Gluten-free labels are everywhere these days—but is going gluten-free just a trend, or could there be something to it?

Many people say they feel clearer, more energetic, and experience fewer digestive issues when they cut back on gluten. So what’s going on? Let’s take a closer look at what gluten actually is, where it shows up, and why it gets so much attention.


What Is Gluten?

Gluten is a natural protein found in wheat, barley, and rye. It helps dough rise and gives baked goods their chewy texture. Gluten is also added to many processed foods as a thickener or binder.
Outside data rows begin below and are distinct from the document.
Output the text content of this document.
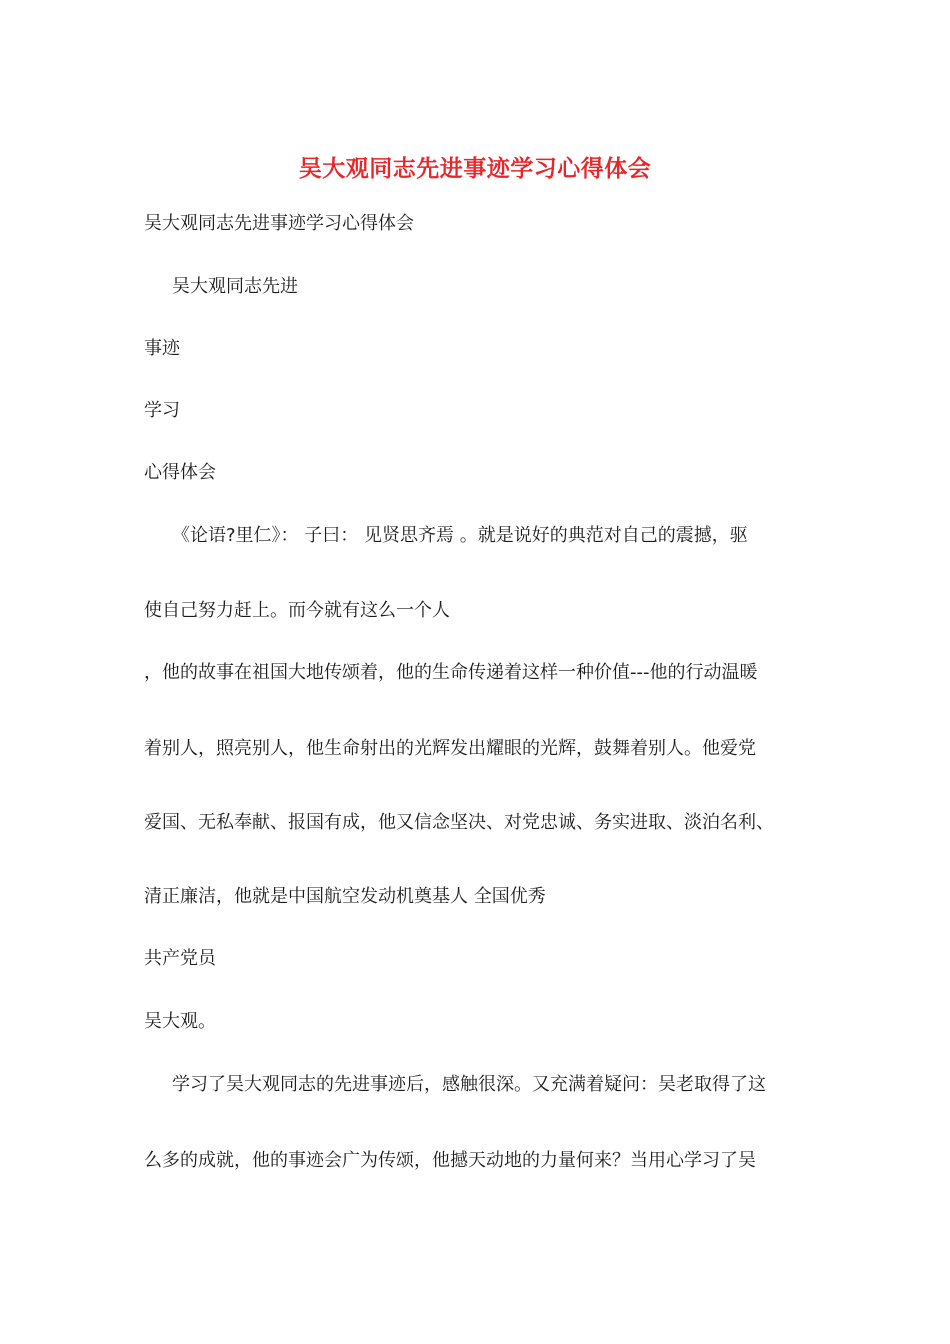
吴大观同志先进事迹学习心得体会
吴大观同志先进事迹学习心得体会
吴大观同志先进
事迹
学习
心得体会
《论语?里仁》： 子曰： 见贤思齐焉 。就是说好的典范对自己的震撼，驱
使自己努力赶上。而今就有这么一个人
，他的故事在祖国大地传颂着，他的生命传递着这样一种价值---他的行动温暖
着别人，照亮别人，他生命射出的光辉发出耀眼的光辉，鼓舞着别人。他爱党
爱国、无私奉献、报国有成，他又信念坚决、对党忠诚、务实进取、淡泊名利、
清正廉洁，他就是中国航空发动机奠基人 全国优秀
共产党员
吴大观。
学习了吴大观同志的先进事迹后，感触很深。又充满着疑问：吴老取得了这
么多的成就，他的事迹会广为传颂，他撼天动地的力量何来？当用心学习了吴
You’ll find gluten in obvious places like bread and pasta, but also in things like sauces, soups, and snacks. If you’re eating something from a package, there’s a good chance gluten is in there—especially if it’s a processed food.
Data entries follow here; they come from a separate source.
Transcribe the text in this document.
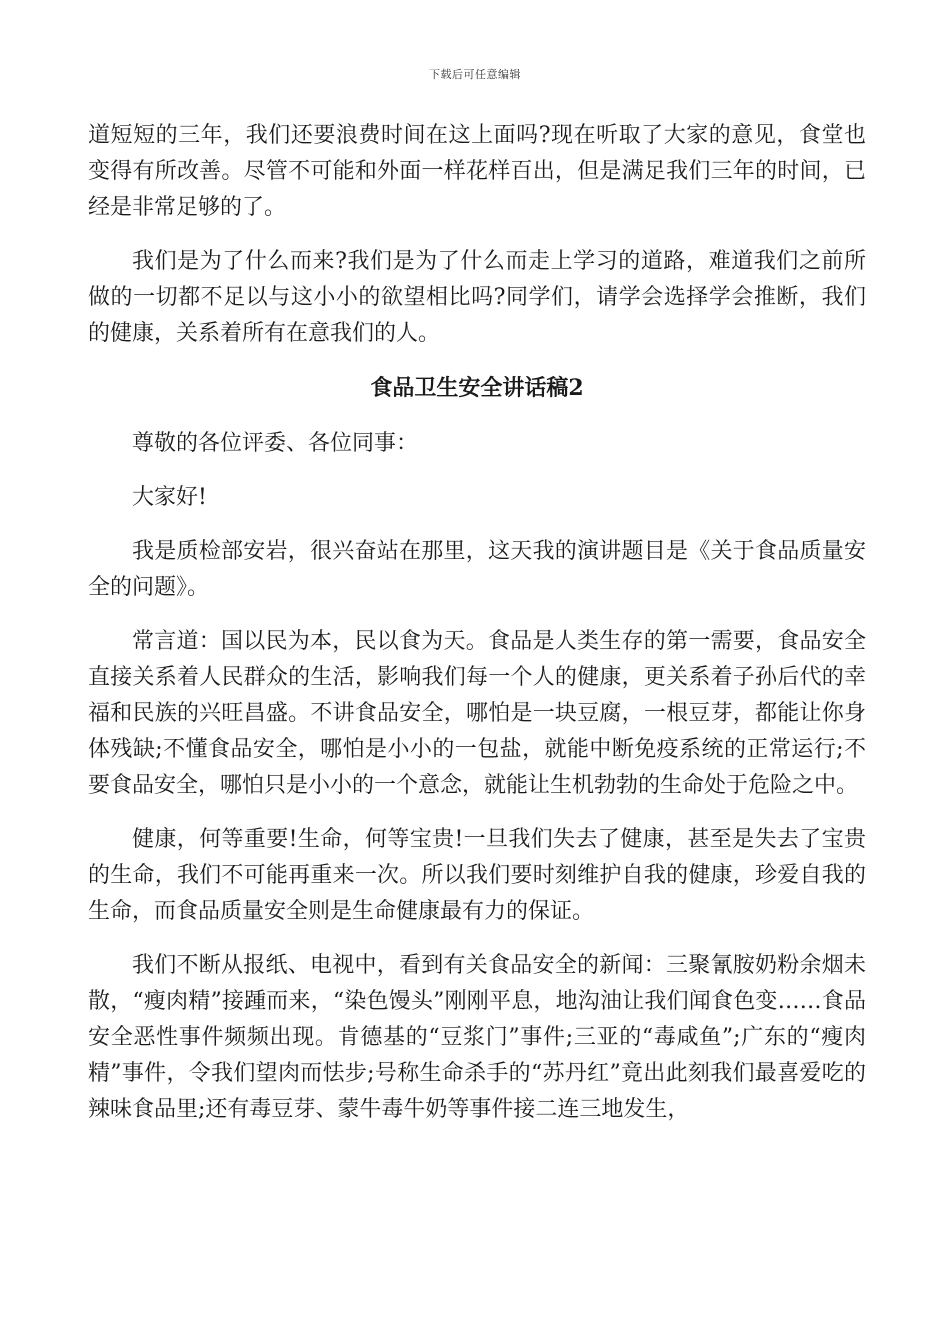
下载后可任意编辑

道短短的三年，我们还要浪费时间在这上面吗?现在听取了大家的意见，食堂也变得有所改善。尽管不可能和外面一样花样百出，但是满足我们三年的时间，已经是非常足够的了。

我们是为了什么而来?我们是为了什么而走上学习的道路，难道我们之前所做的一切都不足以与这小小的欲望相比吗?同学们，请学会选择学会推断，我们的健康，关系着所有在意我们的人。

食品卫生安全讲话稿2

尊敬的各位评委、各位同事：

大家好!

我是质检部安岩，很兴奋站在那里，这天我的演讲题目是《关于食品质量安全的问题》。

常言道：国以民为本，民以食为天。食品是人类生存的第一需要，食品安全直接关系着人民群众的生活，影响我们每一个人的健康，更关系着子孙后代的幸福和民族的兴旺昌盛。不讲食品安全，哪怕是一块豆腐，一根豆芽，都能让你身体残缺;不懂食品安全，哪怕是小小的一包盐，就能中断免疫系统的正常运行;不要食品安全，哪怕只是小小的一个意念，就能让生机勃勃的生命处于危险之中。

健康，何等重要!生命，何等宝贵!一旦我们失去了健康，甚至是失去了宝贵的生命，我们不可能再重来一次。所以我们要时刻维护自我的健康，珍爱自我的生命，而食品质量安全则是生命健康最有力的保证。

我们不断从报纸、电视中，看到有关食品安全的新闻：三聚氰胺奶粉余烟未散，“瘦肉精”接踵而来，“染色馒头”刚刚平息，地沟油让我们闻食色变……食品安全恶性事件频频出现。肯德基的“豆浆门”事件;三亚的“毒咸鱼”;广东的“瘦肉精”事件，令我们望肉而怯步;号称生命杀手的“苏丹红”竟出此刻我们最喜爱吃的辣味食品里;还有毒豆芽、蒙牛毒牛奶等事件接二连三地发生，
Why Are So Many People Reconsidering Gluten?

Even without a diagnosis like celiac disease or gluten sensitivity, more people are asking how gluten might be affecting how they feel. That curiosity often comes up when digestion changes, energy dips, or inflammation becomes more noticeable.

Some health experts have looked into links between gluten and symptoms like:

  • Bloating or irregular digestion
  • Brain fog or low energy
  • Joint stiffness or body aches
  • Skin breakouts or irritation
  • Blood sugar swings or cravings

Gluten isn’t the cause for everyone—but some people say they feel better, think more clearly, or have more stable energy when they remove it from their diet.
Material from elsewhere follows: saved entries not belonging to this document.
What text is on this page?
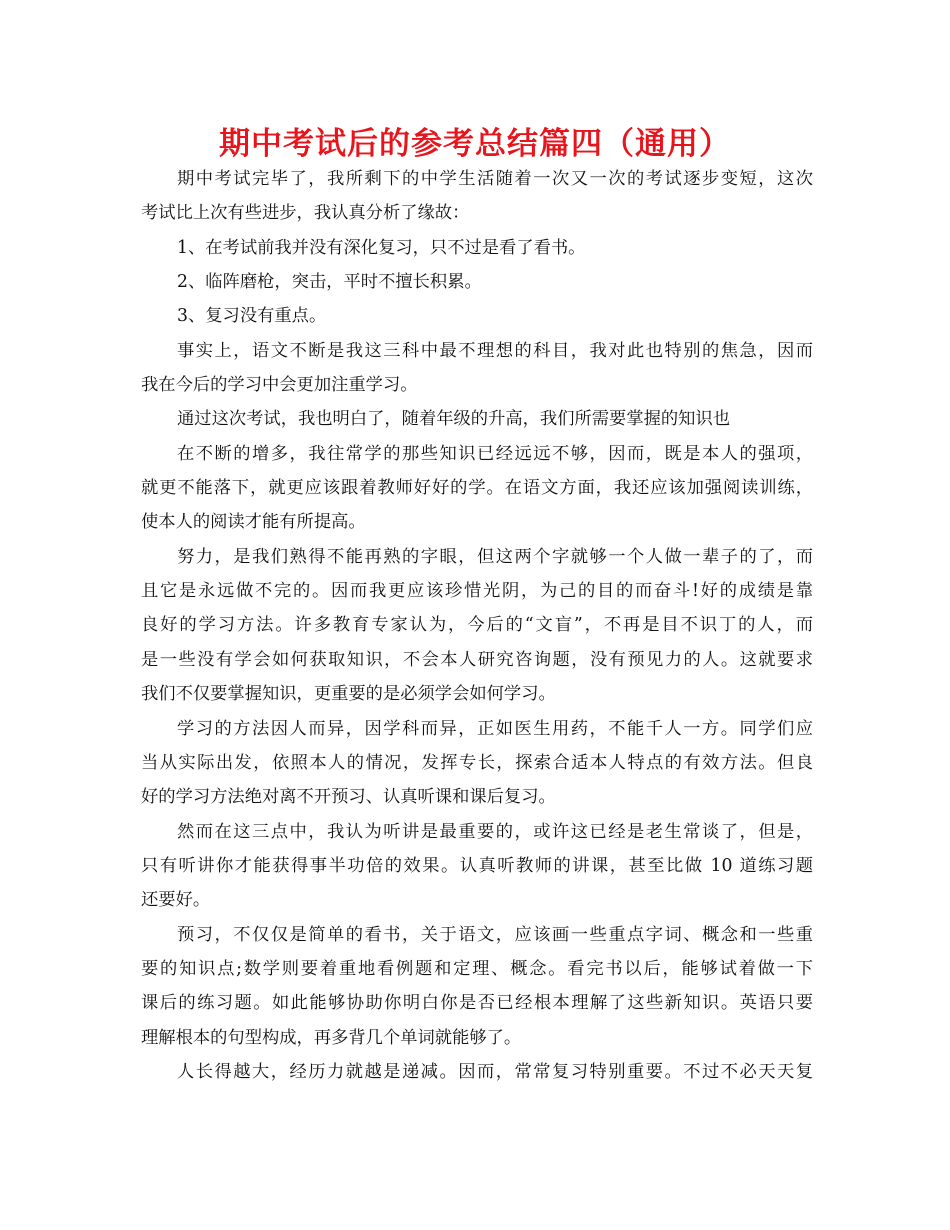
期中考试后的参考总结篇四（通用）
期中考试完毕了，我所剩下的中学生活随着一次又一次的考试逐步变短，这次
考试比上次有些进步，我认真分析了缘故：
1、在考试前我并没有深化复习，只不过是看了看书。
2、临阵磨枪，突击，平时不擅长积累。
3、复习没有重点。
事实上，语文不断是我这三科中最不理想的科目，我对此也特别的焦急，因而
我在今后的学习中会更加注重学习。
通过这次考试，我也明白了，随着年级的升高，我们所需要掌握的知识也
在不断的增多，我往常学的那些知识已经远远不够，因而，既是本人的强项，
就更不能落下，就更应该跟着教师好好的学。在语文方面，我还应该加强阅读训练，
使本人的阅读才能有所提高。
努力，是我们熟得不能再熟的字眼，但这两个字就够一个人做一辈子的了，而
且它是永远做不完的。因而我更应该珍惜光阴，为己的目的而奋斗!好的成绩是靠
良好的学习方法。许多教育专家认为，今后的“文盲”，不再是目不识丁的人，而
是一些没有学会如何获取知识，不会本人研究咨询题，没有预见力的人。这就要求
我们不仅要掌握知识，更重要的是必须学会如何学习。
学习的方法因人而异，因学科而异，正如医生用药，不能千人一方。同学们应
当从实际出发，依照本人的情况，发挥专长，探索合适本人特点的有效方法。但良
好的学习方法绝对离不开预习、认真听课和课后复习。
然而在这三点中，我认为听讲是最重要的，或许这已经是老生常谈了，但是，
只有听讲你才能获得事半功倍的效果。认真听教师的讲课，甚至比做 10 道练习题
还要好。
预习，不仅仅是简单的看书，关于语文，应该画一些重点字词、概念和一些重
要的知识点;数学则要着重地看例题和定理、概念。看完书以后，能够试着做一下
课后的练习题。如此能够协助你明白你是否已经根本理解了这些新知识。英语只要
理解根本的句型构成，再多背几个单词就能够了。
人长得越大，经历力就越是递减。因而，常常复习特别重要。不过不必天天复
Are Gluten Foods Nutrient-Rich?

Not really. Many foods that contain gluten—like white bread, crackers, and baked treats—are made with refined grains. That means they’re often low in fiber, vitamins, and minerals.

They’re also usually high in simple carbs, which can spike your blood sugar and leave you feeling tired or hungry soon after. That’s especially important for people managing weight, energy, or insulin resistance.

On the other hand, whole foods like vegetables, fruit, beans, protein, and healthy fat tend to give your body the nutrients it really needs—with no gluten in sight.


Gluten in Sneaky Places

Even if you’re not eating pasta or pastries, gluten can still show up in unexpected foods—especially ultra-processed ones. It’s often used as a filler or thickener in:

  • Soy sauce (unless labeled gluten-free)
  • Creamy soups and canned stews
  • Salad dressings and marinades
  • Deli meats and meat substitutes
  • Snack foods like chips and crackers
  • Candy and granola bars
  • Beer and flavored alcoholic drinks
  • Imitation crab or other processed seafood

Reading labels and choosing whole, unprocessed foods can help if you’re trying to avoid gluten. Look for certified gluten-free labels if you’re unsure.


The Bottom Line

There’s no one-size-fits-all answer when it comes to gluten. Some people feel a big difference when they remove it—others don’t notice much at all.

What matters most is paying attention to how you feel. Whether you’re experimenting with cutting back or just staying curious, being more mindful of what’s on your plate can help you tune into what your body really needs.

You don’t have to be perfect—just aware. Small shifts can lead to big insights.